Epaminondas Bosco, l'Ecclésiaste, se réveilla en sursaut au premier redoux de la lune de mars. La veille il n'avait pas bu plus que de coûtume, se contentant sur le coup de midi d'un curry de mouton accompagné de bâtons de manioc et de patates douces sans oublier le riz, les haricots rouges, la petite salade et le piment, le tout arrosé de tafia, vin rouge sucré et force bière fraîche. Vers trois heures il n'avait même pas touché aux mangues qu'on lui proposait gentîment et préféré sa petite dose de tafia accompagné là encore de force bière fraîche. Puis il s'était offert une petite glace à l'eau avant de se reposer sur des boulettes de haricots à l'heure de l'angélus le tout en avalant quelques verres de ses deux élixirs préférés bière et tafia. Le soir ce fut une simple soupe, bien fortifiante et regardez ça, il n'avait même pas avalé une eau de café avec un petit morceau de pain beurré comme le lui proposait sa concubine Tereza-Raquel. Il s´était allongé sur le canapé et le voilà maintenant réveillé baigné de sueur se débattant comme un forcené sous un silo d'ignames rouges imaginaires à la Constellation des Pléïades. Rêver d'ignames, et rouges par-dessus tout ça emergeant comme un atoll de bile d'une mer bleu Iemanjá! Que pouvait donc vouloir dire ce rêve-avertissement ? Grâce, malheur, chance ? Il fallait qu'il en eût le coeur net.

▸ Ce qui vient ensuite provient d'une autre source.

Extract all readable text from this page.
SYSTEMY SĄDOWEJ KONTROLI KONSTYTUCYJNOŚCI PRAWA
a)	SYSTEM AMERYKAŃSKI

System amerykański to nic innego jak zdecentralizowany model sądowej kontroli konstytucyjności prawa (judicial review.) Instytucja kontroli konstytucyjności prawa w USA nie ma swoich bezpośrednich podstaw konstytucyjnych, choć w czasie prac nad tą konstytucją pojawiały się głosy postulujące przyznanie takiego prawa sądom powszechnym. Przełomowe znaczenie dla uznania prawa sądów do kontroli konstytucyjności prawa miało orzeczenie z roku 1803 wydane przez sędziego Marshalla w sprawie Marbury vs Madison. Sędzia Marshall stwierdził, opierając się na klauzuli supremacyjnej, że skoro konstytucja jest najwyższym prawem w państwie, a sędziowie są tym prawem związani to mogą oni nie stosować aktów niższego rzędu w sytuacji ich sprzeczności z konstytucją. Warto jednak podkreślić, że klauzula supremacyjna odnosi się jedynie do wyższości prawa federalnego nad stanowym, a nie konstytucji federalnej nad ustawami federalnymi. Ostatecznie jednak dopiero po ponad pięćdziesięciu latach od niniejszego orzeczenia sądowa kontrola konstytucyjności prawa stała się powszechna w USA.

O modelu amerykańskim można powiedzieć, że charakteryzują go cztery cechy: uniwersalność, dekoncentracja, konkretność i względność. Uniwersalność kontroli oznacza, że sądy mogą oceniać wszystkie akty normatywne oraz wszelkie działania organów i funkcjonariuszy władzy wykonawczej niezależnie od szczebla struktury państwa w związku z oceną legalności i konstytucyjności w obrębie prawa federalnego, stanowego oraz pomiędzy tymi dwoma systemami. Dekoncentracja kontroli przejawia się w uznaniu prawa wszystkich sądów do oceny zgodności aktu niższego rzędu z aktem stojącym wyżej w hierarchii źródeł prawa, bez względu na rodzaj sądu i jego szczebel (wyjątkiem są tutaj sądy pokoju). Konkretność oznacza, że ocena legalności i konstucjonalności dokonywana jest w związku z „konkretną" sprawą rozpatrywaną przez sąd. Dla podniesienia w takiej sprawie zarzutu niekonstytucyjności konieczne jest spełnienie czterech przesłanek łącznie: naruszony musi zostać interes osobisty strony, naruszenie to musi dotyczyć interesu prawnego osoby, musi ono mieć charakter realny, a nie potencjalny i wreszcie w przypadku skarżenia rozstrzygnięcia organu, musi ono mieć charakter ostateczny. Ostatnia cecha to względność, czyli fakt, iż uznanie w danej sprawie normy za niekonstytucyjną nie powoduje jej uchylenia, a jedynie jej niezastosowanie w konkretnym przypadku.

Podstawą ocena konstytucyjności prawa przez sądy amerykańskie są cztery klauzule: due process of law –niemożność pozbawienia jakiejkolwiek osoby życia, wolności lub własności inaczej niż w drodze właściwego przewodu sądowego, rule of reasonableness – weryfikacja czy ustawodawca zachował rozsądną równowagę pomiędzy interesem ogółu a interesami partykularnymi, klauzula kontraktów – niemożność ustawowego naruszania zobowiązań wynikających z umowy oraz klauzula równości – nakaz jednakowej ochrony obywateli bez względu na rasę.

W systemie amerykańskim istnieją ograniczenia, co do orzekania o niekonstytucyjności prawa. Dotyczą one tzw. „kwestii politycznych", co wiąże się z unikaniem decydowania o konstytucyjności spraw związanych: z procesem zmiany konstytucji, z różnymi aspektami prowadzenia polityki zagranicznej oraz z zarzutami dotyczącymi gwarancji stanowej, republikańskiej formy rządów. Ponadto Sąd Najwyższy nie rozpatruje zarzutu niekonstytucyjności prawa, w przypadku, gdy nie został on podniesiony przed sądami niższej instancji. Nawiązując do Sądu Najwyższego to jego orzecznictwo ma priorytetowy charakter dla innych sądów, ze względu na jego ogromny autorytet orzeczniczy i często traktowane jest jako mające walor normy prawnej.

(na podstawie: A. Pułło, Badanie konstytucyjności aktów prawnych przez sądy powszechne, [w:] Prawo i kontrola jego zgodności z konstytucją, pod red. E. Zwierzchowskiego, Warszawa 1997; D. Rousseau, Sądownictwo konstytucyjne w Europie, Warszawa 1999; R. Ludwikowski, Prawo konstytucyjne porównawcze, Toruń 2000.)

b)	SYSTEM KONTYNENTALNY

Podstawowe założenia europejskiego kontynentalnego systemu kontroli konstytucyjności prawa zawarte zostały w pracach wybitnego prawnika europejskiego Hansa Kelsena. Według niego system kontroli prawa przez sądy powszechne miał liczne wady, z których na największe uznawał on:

Qui allait donc pouvoir lui interpréter cela ? On allait lui demander des détails probablement, l'igname portait-il des bourgeons, le tubercule était-il mis en terre, quelle était la teinte exacte de la chose, des tuteurs avaient-ils été mis en place, comment se présentait exactement le plant d'igname, était-il orienté au levant ou au couchant, l'igname était-il apparu enterré, avait-il été trouvé, ou le lui avait-on offert, bref, cela allait barder. Ignames nouveaux ou ignames nouvelles ? Qu'en savait-il, ce n'était pas lui le géniteur! Ce n'était qu'un simple maître barbier spécialiste du coupe-chou, de la pierre d'alun et du blaireau en poils de martre!